Does $ x^p+y^p=kz^p$ have any solutions when $x,y,z,k,p>2, gdc(x,y,z)=1$?

Question

Does the Diophantine equation

$$\displaystyle x^p+y^p=k(z^p)$$

have any solutions when $x,y,z,k,p>2, $ and $ x,y,z$ are co-primes?

Answer 1

Let $a,b$ be two positive integers, and $p$ odd prime.
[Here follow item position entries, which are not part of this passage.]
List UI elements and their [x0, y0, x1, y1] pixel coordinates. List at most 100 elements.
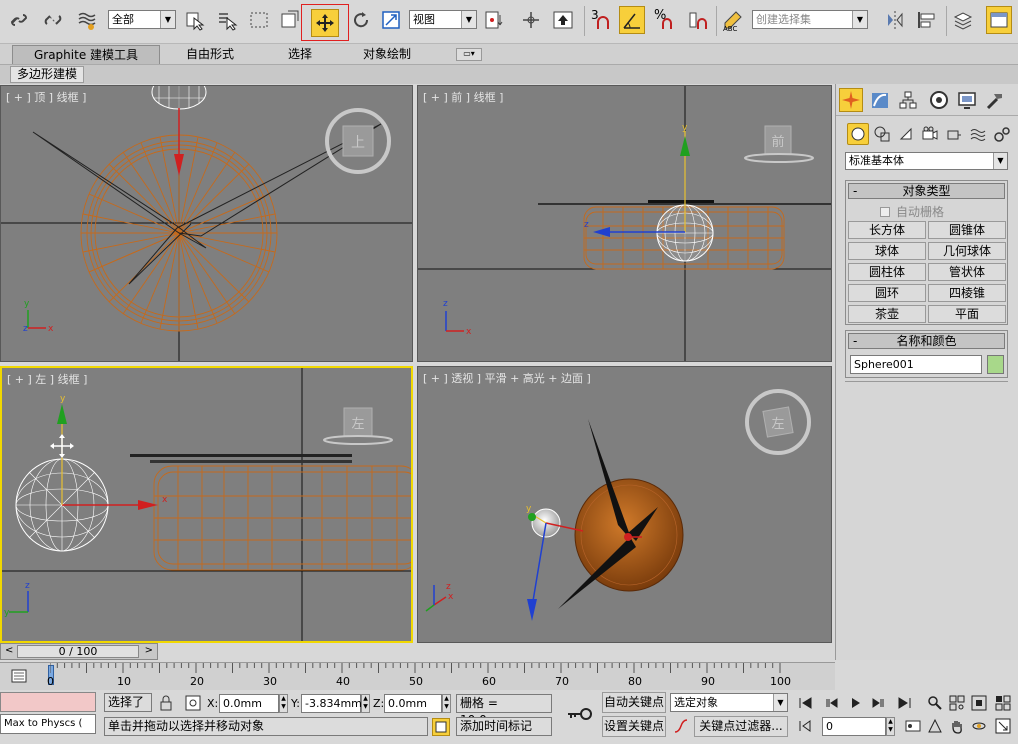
- go-to-end-icon[interactable]: [896, 694, 914, 712]
- pivot-center-icon[interactable]: [481, 6, 507, 34]
- selection-filter-dropdown[interactable]: 全部 ▼: [108, 10, 176, 29]
- add-time-tag-button[interactable]: 添加时间标记: [456, 717, 552, 736]
- cameras-icon[interactable]: [919, 123, 941, 145]
- pyramid-button[interactable]: 四棱锥: [928, 284, 1006, 302]
- mirror-icon[interactable]: [882, 6, 908, 34]
- maxscript-mini-listener[interactable]: Max to Physcs (: [0, 714, 96, 734]
- systems-icon[interactable]: [991, 123, 1013, 145]
- time-slider-thumb[interactable]: 0 / 100: [17, 645, 139, 658]
- time-slider[interactable]: < 0 / 100 >: [0, 643, 158, 660]
- next-frame-icon[interactable]: [870, 694, 888, 712]
- y-coord-input[interactable]: -3.834mm: [301, 694, 362, 713]
- geometry-icon[interactable]: [847, 123, 869, 145]
- key-filters-button[interactable]: 关键点过滤器...: [694, 716, 788, 737]
- tab-object-paint[interactable]: 对象绘制: [346, 45, 428, 64]
- reference-coord-dropdown[interactable]: 视图 ▼: [409, 10, 477, 29]
- angle-snap-icon[interactable]: [619, 6, 645, 34]
- maxscript-listener-pink[interactable]: [0, 692, 96, 712]
- pan-hand-icon[interactable]: [948, 717, 966, 735]
- spinner-snap-icon[interactable]: [684, 6, 710, 34]
- x-coord-input[interactable]: 0.0mm: [219, 694, 279, 713]
- plane-button[interactable]: 平面: [928, 305, 1006, 323]
- torus-button[interactable]: 圆环: [848, 284, 926, 302]
- viewport-top-label[interactable]: [ + ] 顶 ] 线框 ]: [6, 89, 86, 105]
- autogrid-checkbox[interactable]: 自动栅格: [880, 203, 944, 220]
- viewport-left[interactable]: y x 左 z y [ + ] 左 ] 线框 ]: [0, 366, 413, 643]
- layer-manager-icon[interactable]: [950, 6, 976, 34]
- z-spinner[interactable]: ▲ ▼: [442, 694, 451, 713]
- current-frame-input[interactable]: 0: [822, 717, 886, 736]
- motion-tab-icon[interactable]: [927, 88, 951, 112]
- key-mode-dropdown[interactable]: 选定对象 ▼: [670, 693, 788, 712]
- object-type-header[interactable]: - 对象类型: [848, 183, 1005, 199]
- align-icon[interactable]: [914, 6, 940, 34]
- viewport-front[interactable]: y z 前 z x [ + ] 前 ] 线框 ]: [417, 85, 832, 362]
- percent-snap-icon[interactable]: %: [651, 6, 677, 34]
- key-icon[interactable]: [566, 702, 594, 726]
- zoom-extents-all-icon[interactable]: [994, 694, 1012, 712]
- play-icon[interactable]: [846, 694, 864, 712]
- prev-frame-icon[interactable]: <: [5, 645, 13, 656]
- default-tangent-icon[interactable]: [672, 717, 690, 735]
- helpers-icon[interactable]: [943, 123, 965, 145]
- create-tab-icon[interactable]: [839, 88, 863, 112]
- time-tag-icon[interactable]: [432, 718, 450, 736]
- key-mode-toggle-icon[interactable]: [796, 717, 814, 735]
- field-of-view-icon[interactable]: [926, 717, 944, 735]
- y-spinner[interactable]: ▲ ▼: [361, 694, 370, 713]
- window-crossing-icon[interactable]: [276, 6, 302, 34]
- keyboard-shortcut-icon[interactable]: [550, 6, 576, 34]
- track-bar[interactable]: 0 10 20 30 40 50 60 70 80 90 100: [0, 662, 835, 690]
- orbit-icon[interactable]: [970, 717, 988, 735]
- tab-freeform[interactable]: 自由形式: [170, 45, 250, 64]
- geosphere-button[interactable]: 几何球体: [928, 242, 1006, 260]
- lights-icon[interactable]: [895, 123, 917, 145]
- viewport-left-label[interactable]: [ + ] 左 ] 线框 ]: [7, 371, 87, 387]
- cone-button[interactable]: 圆锥体: [928, 221, 1006, 239]
- display-tab-icon[interactable]: [955, 88, 979, 112]
- named-selection-dropdown[interactable]: 创建选择集 ▼: [752, 10, 868, 29]
- graphite-toggle-icon[interactable]: [986, 6, 1012, 34]
- auto-key-button[interactable]: 自动关键点: [602, 692, 666, 713]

Then $$(a^{p}-b)^{p}+(a^{p}+b)^{p} \equiv 0 \pmod{a^{p}}$$ Thus $k=\frac{(a^{p}-b)^{p}+(a^{p}+b)^{p}}{a^{p}}$ is integer and

$x=(a^{p}-b)^{p}, y=(a^{p}+b)^{p}, z=a, k, p$ is a solution.

And it is easy to generate relatively prime solutions( for example $a$ is odd prime, $b=2$).

In the case $p=3, a=3, b=2$ for example we get

$$25^3+29^3 =1482 \cdot 3^3$$

Answer 2

Like

$$3^3+5^3=19\cdot 2^3\ldots?$$

Oops! $\;2\rlap{\,\,/}>2\;$...or only $\;p>2\;$ ?